Le chanteur et auteur-compositeur jamaïcain Buju Banton n’a pas sorti un album studio depuis près de dix années, depuis son fameux Before the Dawn qui lui avait permis de gagner le Grammy Award du Meilleur Album Reggae de 2011 (Grammy Award for Best Reggae Album 2011). Il semblerait bien que cette année 2020 soit l’année de son grand retour sur le devant de la scène reggae-dancehall. En novembre 2019, l’artiste propose le titre Trust ; en janvier 2020, Murda She Wrote, qui se trouve dans la bande-annonce officielle du film Bad Boys for Life ; en avril, Ganja Man.
En ce mois de mai 2020, Buju Banton s’associe cette fois au chanteur, musicien et acteur états-unien John Legend pour composer le titre Memories. Les deux interprètes n’en sont pas à leur première collaboration musicale : Buju Banton figure en effet dans la liste des artistes invités sur le troisième album studio de John Legend, Evolver, un opus paru en 2008. Ils chantent alors ensemble le morceau aux sonorités reggae intitulé Can’t Be My Lover[1].
Douze années séparent donc Can’t Be My Lover de Memories, mais cette deuxième collaboration offre également le meilleur des deux univers musicaux de Buju Banton et John Legend. L’harmonie recréée ici est rendue possible grâce aux choix créatifs opérés pour ce titre, à la fois en termes de rythmiques et de lyrisme.
Des sonorités singulières
Dès les premières notes de Memories se dévoilent des rythmiques particulièrement reggae. L’intrumentale laisse entendre les percussions familières de ce genre musical, auxquelles se mêlent une guitare basse bien présente ainsi qu’un clavier plus subtil.

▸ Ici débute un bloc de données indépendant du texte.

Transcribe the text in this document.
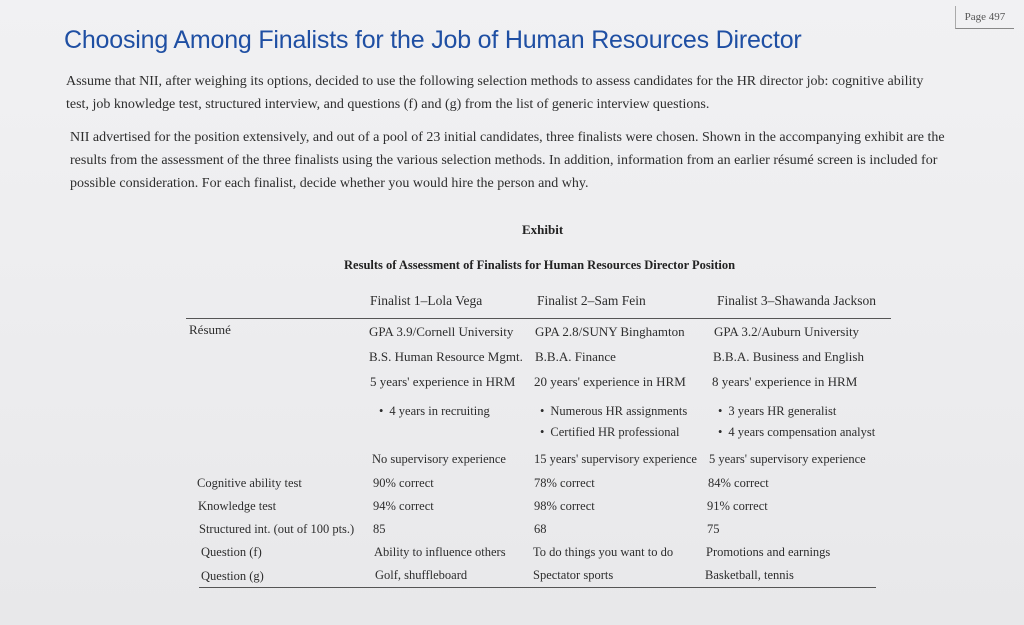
Page 497
Choosing Among Finalists for the Job of Human Resources Director

Assume that NII, after weighing its options, decided to use the following selection methods to assess candidates for the HR director job: cognitive ability
test, job knowledge test, structured interview, and questions (f) and (g) from the list of generic interview questions.

NII advertised for the position extensively, and out of a pool of 23 initial candidates, three finalists were chosen. Shown in the accompanying exhibit are the
results from the assessment of the three finalists using the various selection methods. In addition, information from an earlier résumé screen is included for
possible consideration. For each finalist, decide whether you would hire the person and why.

Exhibit
Results of Assessment of Finalists for Human Resources Director Position
Finalist 1–Lola Vega	Finalist 2–Sam Fein	Finalist 3–Shawanda Jackson
Résumé	GPA 3.9/Cornell University GPA 2.8/SUNY Binghamton GPA 3.2/Auburn University
B.S. Human Resource Mgmt. B.B.A. Finance	B.B.A. Business and English
5 years' experience in HRM 20 years' experience in HRM 8 years' experience in HRM
• 4 years in recruiting
•	Numerous HR assignments
• Certified HR professional
• 3 years HR generalist
• 4 years compensation analyst
No supervisory experience 15 years' supervisory experience 5 years' supervisory experience
Cognitive ability test	90% correct	78% correct	84% correct
Knowledge test	94% correct	98% correct	91% correct
Structured int. (out of 100 pts.) 85	68	75
Question (f)	Ability to influence others To do things you want to do	Promotions and earnings
Question (g)	Golf, shuffleboard	Spectator sports	Basketball, tennis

Ces spécificités permettent à chaque chanteur d’avoir son moment fort, de démontrer son talent artistique et son charisme sur l’ambiance qui lui convient le mieux.
Ainsi, si Buju Banton introduit le morceau, John Legend est celui que l’on entend le plus lors du premier tiers de la chanson. Il utilise la partie résonnante de sa gamme vocale pour une entrée en matière très fluide, assez sexy et charmeuse. Le chanteur, habitué à ce type de démonstrations, use en outre de sa voix de fausset (son falsetto) sur la dernière syllabe du mot “memories” dans le refrain. Il choisit de la sorte d’employer l’entièreté de sa puissance vocale sur Memories, de quoi ravir son auditoire.
Buju Banton, quant à lui, évolue sur un tempo plus saccadé où l’on reconnaît son style de chant déjà populaire sur la scène locale jamaïcaine durant les années 1990 – à titre d’exemple on pourrait citer sa prouesse sur Bonafide Love, un titre en collaboration avec Wayne Wonder, bien que le rythme de Memories soit plus lent. Le chanteur apporte aussi une touche de dancehall à travers son énonciation originale, cette dernière étant accentuée par le choix des figures de style présentes au sein des paroles.
Un discours sentimental
La thématique principale de Memories est le sentiment amoureux. Il est ici question d’un couple séparé depuis quelque temps, et les vers chantés sont ceux de l’homme encore épris de son ancienne partenaire. Buju Banton et John Legend sont les paroliers de ce titre. Ils optent ici pour les champs lexicaux du souvenir, du rêve et des regrets afin d’exprimer un certain désespoir émanant de la difficulté de la relation sentimentale évoquée. Il semblerait que les deux êtres contés dans Memories n’arrivent pas à faire fonctionner leur couple malgré leur amour réciproque.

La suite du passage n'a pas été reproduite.